In this paper, Accuracy, Precision, Recall, F1 Score, and ROC curve are selected for model evaluation. Accuracy is the ratio of correct predictions out of all predictions made by an algorithm.

$$\text{A}\text{c}\text{c}\text{u}\text{r}\text{a}\text{c}\text{y}=\frac{\text{T}\text{P}+\text{T}\text{N}}{\text{T}\text{P}+\text{T}\text{N}+\text{F}\text{P}+\text{F}\text{N}}$$

15

Precision is the ratio of true positives over the sum of predicted positives.

$$\text{P}\text{r}\text{e}\text{c}\text{i}\text{s}\text{i}\text{o}\text{n}=\frac{\text{T}\text{P}}{\text{T}\text{P}+\text{F}\text{P}}$$

16

The recall is the ratio of true positives overall positives.

$$\text{R}\text{e}\text{c}\text{a}\text{l}\text{l}=\frac{\text{T}\text{P}}{\text{T}\text{P}+\text{F}\text{N}}$$

17

Here, TP, TN, FP, and FN denote true positive, true negative, false positive, and false negative, respectively. The F1 score combines three metrics into one single metric that ranges from 0 to 1 and it takes both Precision and Recall into account.

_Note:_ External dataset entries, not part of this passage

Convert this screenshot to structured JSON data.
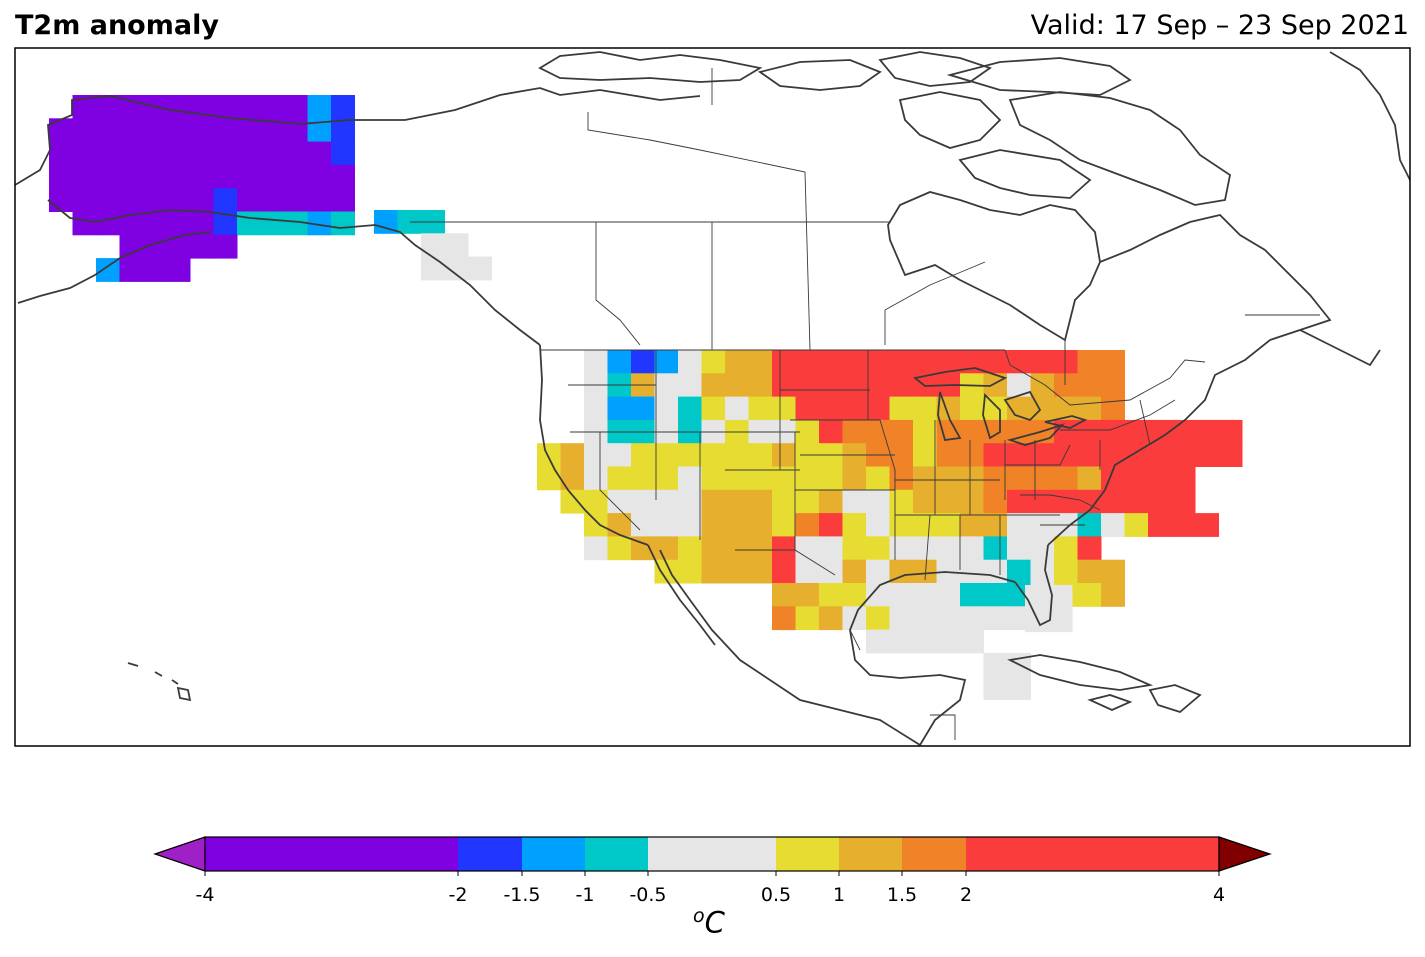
{
  "title": "T2m anomaly",
  "valid": "Valid: 17 Sep – 23 Sep 2021",
  "colorbar": {
    "ticks": [
      "-4",
      "-2",
      "-1.5",
      "-1",
      "-0.5",
      "0.5",
      "1",
      "1.5",
      "2",
      "4"
    ],
    "tick_values": [
      -4,
      -2,
      -1.5,
      -1,
      -0.5,
      0.5,
      1,
      1.5,
      2,
      4
    ],
    "unit_sup": "o",
    "unit": "C",
    "under_color": "#a020c8",
    "over_color": "#800000",
    "bins": [
      {
        "from": -4,
        "to": -2,
        "color": "#7f00e0"
      },
      {
        "from": -2,
        "to": -1.5,
        "color": "#2136ff"
      },
      {
        "from": -1.5,
        "to": -1,
        "color": "#00a0ff"
      },
      {
        "from": -1,
        "to": -0.5,
        "color": "#00c8c8"
      },
      {
        "from": -0.5,
        "to": 0.5,
        "color": "#e6e6e6"
      },
      {
        "from": 0.5,
        "to": 1,
        "color": "#e6dc32"
      },
      {
        "from": 1,
        "to": 1.5,
        "color": "#e6af2d"
      },
      {
        "from": 1.5,
        "to": 2,
        "color": "#f08228"
      },
      {
        "from": 2,
        "to": 4,
        "color": "#fa3c3c"
      }
    ]
  },
  "regions": [
    {
      "name": "Alaska",
      "category": "-4 to -2"
    },
    {
      "name": "Pacific Northwest interior",
      "category": "-1.5 to -0.5"
    },
    {
      "name": "Northern Plains",
      "category": "2 to 4"
    },
    {
      "name": "Northeast",
      "category": "2 to 4"
    },
    {
      "name": "Southwest",
      "category": "1 to 1.5"
    },
    {
      "name": "Gulf Coast",
      "category": "-1 to -0.5"
    },
    {
      "name": "Florida",
      "category": "-0.5 to 0.5"
    }
  ]
}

$$\text{F}1=\frac{2\left(\text{P}\text{r}\text{e}\text{c}\text{i}\text{s}\text{o}\text{n}\text{*}\text{R}\text{e}\text{c}\text{a}\text{l}\text{l}\right)}{(\text{P}\text{r}\text{e}\text{c}\text{i}\text{s}\text{o}\text{n}+\text{R}\text{e}\text{c}\text{a}\text{l}\text{l})}$$

18

ROC (Receiver Operating Characteristic) curve is a robust model evaluation criterion that measures the performance of a classification model by plotting the rate of true positives versus false positives. AUC (Area Under the ROC curve) is the probability that a classifier will rank a randomly chosen positive instance higher than a randomly chosen negative one. The closer the AUC value is to 1 or the closer the ROC curve is to the upper left, the better the model performance [21].